Is work-life balance a myth?

Nov. 5, 2018
Susie Fraser 2

Susie Fraser

Vice Principal at Manchester Communication Academy

It is completely possible to achieve a work-life balance. It doesn’t feel possible, but it is.

If we get work-life balance right, it has an impact on the young people. If their teachers are healthy, valued and have hobbies and a life beyond the school gates, pupils will get a better education. It really is that simple. So how can we achieve it?

In my experience, it’s through a rich wellbeing offer (including one flexi-day a year and genuine support for flexible working) and being extremely mindful of staff workload. Not only does this positively affect pupils, it helps with the increasing recruitment and retention challenge.  

Here are just a few ways in which we reduced teacher workload in my school.

Look at your timetable

Our timetable is structured around six faculty areas and students are taught in year groups within a faculty area. This means that departments have at least one, often two, shared planning slots a week.

As our lessons are one hour and twenty minutes long, it gives us a significant amount of time for collaborative and shared planning and department meeting time; reducing the need for meetings after school and reducing planning load. 


Protect evenings

We also have a shorter day for students on a Friday. On Friday afternoons, we facilitate professional development opportunities, again, reducing the requirement for twilight sessions and after school meetings.

We actually don’t have any after school meetings apart from for middle leaders (on their request) and these are intended to be time for collaboration rather than information giving.

We try to model best practice in out-of-hours emails at SLT level and we regularly remind people of the need to spend evenings and weekends away from work. As a result, there are very few emails sent after about 4:30 and after midday on a Friday.

Every Friday at midday, we receive an email from the principal saying thank you for the week, and that’s the signal for us all to log off emails for the weekend.

Simplify policies

Valuable feedback is crucial to supporting student progress and success. However, this does not mean lengthy, written comments that must be done on a weekly basis.

Our assessment and feedback policy does not prescribe the frequency of marking but guides teachers to use feedback to respond as and when it is most appropriate. We use low stakes knowledge recall tests regularly to respond to misconceptions.

Some departments use podcasts to provide verbal feedback. Whole class feedback is also used effectively.
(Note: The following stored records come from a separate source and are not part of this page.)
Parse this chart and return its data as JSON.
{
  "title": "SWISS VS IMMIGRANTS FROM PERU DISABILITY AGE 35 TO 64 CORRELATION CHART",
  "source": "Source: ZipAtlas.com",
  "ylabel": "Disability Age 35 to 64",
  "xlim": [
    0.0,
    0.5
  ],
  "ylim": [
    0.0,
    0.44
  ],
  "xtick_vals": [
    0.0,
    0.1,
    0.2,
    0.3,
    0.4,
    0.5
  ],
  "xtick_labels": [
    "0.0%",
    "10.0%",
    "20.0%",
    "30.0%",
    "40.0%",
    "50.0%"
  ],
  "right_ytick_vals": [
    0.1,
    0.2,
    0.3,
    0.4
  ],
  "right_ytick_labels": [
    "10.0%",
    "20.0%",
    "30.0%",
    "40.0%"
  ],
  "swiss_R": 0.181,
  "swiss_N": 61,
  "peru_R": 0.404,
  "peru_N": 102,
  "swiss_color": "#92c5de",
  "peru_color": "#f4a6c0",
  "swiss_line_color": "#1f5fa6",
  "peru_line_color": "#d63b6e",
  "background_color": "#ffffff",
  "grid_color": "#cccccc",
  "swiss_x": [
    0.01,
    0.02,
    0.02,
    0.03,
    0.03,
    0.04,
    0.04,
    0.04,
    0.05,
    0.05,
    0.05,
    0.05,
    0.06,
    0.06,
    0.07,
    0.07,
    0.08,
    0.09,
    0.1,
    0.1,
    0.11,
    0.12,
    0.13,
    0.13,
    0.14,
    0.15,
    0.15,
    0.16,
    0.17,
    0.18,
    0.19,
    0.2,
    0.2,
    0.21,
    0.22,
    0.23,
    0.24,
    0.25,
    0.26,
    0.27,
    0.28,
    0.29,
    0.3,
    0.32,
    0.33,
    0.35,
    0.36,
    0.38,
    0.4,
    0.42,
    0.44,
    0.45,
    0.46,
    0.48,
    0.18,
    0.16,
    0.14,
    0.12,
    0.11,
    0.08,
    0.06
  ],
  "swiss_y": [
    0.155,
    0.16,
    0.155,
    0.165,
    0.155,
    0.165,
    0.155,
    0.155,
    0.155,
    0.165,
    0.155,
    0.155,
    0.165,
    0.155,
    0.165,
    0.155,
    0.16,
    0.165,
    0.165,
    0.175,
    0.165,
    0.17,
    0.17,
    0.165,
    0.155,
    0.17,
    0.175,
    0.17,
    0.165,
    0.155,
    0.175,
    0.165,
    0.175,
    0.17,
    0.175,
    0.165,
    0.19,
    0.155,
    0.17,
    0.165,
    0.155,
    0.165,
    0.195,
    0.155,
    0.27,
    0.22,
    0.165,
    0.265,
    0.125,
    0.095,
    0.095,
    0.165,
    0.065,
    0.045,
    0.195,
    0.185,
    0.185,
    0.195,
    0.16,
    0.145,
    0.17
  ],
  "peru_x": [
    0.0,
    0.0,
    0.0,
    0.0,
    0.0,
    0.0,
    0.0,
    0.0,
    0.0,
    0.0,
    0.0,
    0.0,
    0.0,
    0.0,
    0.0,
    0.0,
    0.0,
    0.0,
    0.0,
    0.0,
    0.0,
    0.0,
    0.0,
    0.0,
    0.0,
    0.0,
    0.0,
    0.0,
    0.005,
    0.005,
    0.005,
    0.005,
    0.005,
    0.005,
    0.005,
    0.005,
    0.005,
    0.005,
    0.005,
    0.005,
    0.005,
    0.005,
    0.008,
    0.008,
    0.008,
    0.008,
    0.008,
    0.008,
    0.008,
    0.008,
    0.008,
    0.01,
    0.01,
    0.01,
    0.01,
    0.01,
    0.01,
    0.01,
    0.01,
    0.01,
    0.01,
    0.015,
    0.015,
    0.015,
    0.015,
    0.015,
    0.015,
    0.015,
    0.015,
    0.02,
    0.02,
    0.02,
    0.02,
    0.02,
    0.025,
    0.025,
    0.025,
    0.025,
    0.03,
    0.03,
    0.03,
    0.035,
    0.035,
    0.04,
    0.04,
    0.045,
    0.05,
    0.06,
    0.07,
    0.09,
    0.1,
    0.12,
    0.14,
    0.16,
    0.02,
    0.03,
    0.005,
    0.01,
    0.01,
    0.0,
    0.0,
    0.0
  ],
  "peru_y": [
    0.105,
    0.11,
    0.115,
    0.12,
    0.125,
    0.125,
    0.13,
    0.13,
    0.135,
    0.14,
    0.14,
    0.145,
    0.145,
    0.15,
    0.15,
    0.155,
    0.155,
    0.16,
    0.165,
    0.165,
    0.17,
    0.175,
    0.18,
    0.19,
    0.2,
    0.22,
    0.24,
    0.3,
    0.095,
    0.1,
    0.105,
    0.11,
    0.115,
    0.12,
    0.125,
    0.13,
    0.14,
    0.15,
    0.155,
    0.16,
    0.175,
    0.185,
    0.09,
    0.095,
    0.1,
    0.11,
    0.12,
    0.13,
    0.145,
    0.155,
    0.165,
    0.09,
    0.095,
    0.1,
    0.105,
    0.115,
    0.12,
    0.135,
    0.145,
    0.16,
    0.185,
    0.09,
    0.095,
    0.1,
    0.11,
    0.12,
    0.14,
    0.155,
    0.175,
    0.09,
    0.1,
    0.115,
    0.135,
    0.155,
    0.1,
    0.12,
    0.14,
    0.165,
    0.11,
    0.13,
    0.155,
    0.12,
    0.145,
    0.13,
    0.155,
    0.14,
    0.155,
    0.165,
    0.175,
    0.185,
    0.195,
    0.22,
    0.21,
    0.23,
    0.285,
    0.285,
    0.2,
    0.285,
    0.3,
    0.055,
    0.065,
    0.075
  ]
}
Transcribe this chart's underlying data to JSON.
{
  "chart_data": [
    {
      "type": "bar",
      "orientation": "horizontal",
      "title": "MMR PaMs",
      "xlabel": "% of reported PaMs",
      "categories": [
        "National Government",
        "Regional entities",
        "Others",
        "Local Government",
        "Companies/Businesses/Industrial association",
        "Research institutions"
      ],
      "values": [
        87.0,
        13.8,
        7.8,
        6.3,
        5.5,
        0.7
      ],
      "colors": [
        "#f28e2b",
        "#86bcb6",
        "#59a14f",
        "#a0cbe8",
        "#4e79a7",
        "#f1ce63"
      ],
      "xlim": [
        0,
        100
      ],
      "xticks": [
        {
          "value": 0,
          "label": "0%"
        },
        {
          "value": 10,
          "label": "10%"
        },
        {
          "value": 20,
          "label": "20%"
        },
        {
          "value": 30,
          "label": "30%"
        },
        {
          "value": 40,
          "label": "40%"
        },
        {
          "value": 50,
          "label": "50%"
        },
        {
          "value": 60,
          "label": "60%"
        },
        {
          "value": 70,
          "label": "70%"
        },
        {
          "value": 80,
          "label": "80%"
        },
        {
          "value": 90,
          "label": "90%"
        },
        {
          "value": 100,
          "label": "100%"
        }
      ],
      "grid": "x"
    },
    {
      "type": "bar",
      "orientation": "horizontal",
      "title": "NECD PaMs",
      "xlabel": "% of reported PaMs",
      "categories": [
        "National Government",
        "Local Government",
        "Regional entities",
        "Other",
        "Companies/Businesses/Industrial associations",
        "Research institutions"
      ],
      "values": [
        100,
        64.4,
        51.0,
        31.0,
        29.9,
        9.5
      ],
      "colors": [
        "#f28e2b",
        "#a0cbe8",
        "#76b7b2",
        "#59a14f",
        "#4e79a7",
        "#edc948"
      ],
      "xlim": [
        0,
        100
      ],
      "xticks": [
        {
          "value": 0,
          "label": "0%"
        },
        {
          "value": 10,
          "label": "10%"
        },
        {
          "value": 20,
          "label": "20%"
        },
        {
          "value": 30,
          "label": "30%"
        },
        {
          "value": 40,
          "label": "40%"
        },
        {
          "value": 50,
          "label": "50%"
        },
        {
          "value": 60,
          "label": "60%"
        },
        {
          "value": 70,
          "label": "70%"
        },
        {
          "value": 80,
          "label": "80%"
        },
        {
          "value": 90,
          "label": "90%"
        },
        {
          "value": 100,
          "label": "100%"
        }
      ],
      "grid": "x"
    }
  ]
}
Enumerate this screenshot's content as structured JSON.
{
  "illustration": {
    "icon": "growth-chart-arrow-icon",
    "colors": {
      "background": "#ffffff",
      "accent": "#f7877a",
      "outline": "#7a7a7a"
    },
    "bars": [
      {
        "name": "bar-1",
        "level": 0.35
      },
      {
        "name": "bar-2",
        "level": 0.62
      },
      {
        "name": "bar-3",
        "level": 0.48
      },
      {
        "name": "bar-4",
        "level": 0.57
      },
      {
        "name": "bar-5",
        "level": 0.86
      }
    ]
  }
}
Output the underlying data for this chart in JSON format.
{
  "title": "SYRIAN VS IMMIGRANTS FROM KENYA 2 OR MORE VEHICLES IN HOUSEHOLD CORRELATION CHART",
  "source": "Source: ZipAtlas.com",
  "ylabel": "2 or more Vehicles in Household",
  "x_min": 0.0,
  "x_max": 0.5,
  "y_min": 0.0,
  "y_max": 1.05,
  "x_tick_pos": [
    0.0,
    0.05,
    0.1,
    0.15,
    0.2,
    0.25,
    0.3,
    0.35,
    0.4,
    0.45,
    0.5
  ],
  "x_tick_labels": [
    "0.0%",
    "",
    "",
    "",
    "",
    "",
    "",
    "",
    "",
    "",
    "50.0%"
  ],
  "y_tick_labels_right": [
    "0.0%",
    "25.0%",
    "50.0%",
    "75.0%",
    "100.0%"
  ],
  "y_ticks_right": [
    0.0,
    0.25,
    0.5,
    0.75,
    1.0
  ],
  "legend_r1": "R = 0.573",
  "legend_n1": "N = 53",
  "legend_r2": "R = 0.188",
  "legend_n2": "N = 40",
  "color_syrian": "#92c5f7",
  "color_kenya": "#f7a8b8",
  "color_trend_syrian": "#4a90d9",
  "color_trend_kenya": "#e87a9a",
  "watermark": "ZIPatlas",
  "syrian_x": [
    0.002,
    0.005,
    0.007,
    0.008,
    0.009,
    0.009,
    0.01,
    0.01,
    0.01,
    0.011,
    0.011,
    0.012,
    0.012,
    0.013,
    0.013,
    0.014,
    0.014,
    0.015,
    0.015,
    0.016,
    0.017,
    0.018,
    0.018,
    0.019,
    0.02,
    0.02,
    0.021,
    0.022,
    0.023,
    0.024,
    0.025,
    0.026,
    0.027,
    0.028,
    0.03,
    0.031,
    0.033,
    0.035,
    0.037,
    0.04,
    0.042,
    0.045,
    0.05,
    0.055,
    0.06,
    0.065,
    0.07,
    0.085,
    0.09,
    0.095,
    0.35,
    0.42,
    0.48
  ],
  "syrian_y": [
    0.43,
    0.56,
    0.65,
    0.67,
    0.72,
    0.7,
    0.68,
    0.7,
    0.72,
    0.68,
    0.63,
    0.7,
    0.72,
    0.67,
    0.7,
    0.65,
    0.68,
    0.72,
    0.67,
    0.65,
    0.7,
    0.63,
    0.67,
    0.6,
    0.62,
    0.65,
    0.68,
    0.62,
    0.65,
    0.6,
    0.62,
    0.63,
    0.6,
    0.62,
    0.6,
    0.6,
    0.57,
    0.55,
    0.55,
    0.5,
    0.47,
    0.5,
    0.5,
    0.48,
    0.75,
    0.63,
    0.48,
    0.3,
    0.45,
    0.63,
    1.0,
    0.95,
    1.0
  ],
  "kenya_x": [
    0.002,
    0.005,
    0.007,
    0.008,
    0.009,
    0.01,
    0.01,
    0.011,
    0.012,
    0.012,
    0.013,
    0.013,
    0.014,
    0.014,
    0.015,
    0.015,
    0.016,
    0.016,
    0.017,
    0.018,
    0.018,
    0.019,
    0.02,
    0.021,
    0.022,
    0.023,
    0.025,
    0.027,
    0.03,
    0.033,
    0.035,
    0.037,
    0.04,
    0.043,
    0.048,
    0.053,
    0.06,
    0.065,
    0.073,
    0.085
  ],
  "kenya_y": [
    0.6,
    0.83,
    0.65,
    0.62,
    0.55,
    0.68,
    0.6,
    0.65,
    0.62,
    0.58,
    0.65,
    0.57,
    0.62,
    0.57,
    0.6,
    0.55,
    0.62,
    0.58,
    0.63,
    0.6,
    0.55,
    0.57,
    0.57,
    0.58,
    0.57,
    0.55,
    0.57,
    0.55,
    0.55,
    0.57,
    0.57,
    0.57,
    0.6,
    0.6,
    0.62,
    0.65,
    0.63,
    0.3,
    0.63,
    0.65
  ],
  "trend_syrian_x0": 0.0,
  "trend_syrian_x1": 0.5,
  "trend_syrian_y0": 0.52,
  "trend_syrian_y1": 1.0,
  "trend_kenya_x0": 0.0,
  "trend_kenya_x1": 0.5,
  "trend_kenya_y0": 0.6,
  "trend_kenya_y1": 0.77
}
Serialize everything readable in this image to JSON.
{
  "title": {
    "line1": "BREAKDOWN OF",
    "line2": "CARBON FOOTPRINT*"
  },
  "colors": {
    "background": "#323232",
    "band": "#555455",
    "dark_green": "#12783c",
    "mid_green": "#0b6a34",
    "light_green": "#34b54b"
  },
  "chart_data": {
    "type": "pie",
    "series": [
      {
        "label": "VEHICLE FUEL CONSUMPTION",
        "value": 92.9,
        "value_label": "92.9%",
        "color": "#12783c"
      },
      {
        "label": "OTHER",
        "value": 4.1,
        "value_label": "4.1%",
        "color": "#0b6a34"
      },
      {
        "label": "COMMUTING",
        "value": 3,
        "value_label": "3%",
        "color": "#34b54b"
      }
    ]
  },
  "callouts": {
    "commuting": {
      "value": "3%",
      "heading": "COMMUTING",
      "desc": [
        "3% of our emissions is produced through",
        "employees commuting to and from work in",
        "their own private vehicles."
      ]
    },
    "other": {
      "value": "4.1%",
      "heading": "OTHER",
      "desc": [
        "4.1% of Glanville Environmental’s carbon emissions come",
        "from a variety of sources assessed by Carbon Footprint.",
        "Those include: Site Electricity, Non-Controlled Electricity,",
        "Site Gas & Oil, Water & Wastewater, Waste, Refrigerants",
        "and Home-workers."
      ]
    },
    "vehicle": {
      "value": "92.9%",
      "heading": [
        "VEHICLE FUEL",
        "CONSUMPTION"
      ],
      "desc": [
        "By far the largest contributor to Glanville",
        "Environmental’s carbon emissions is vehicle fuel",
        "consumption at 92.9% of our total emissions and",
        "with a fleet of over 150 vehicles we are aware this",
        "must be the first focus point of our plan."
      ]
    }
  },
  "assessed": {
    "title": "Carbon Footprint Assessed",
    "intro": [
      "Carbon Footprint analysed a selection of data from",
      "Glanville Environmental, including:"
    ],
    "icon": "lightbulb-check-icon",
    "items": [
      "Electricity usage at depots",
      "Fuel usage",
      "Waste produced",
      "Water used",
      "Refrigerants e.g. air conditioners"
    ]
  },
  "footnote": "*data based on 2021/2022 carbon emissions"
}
We trust the professional judgement of subject leads to guide teachers to use accurate, valid, worthwhile assessment that genuinely moves learning forward.

This means teachers aren’t spending hours marking at home. 

"Ultimately, if staff are going to give the students their very best, then they need energy and sleep to be able to do that."

Scale back lesson planning

This approach is also echoed in our teaching and learning policy. I am so excited to engage with and share evidence informed approaches so that the principles from learning theory and cognitive science underpin our approach to teaching and learning.

Yet there is no defined lesson planning structure or an expectation to submit lesson plans. Our open culture allows for regular review and feedback of teaching and learning in a non-judgemental and supportive way.

Ultimately, if staff are going to give the students their very best, then they need energy and sleep to be able to do that. I have the best work-life balance at this point in my career than I have since I was an NQT. Because of this, I probably achieve more and am much more efficient at having the impact that I intended to have when I first came into teaching.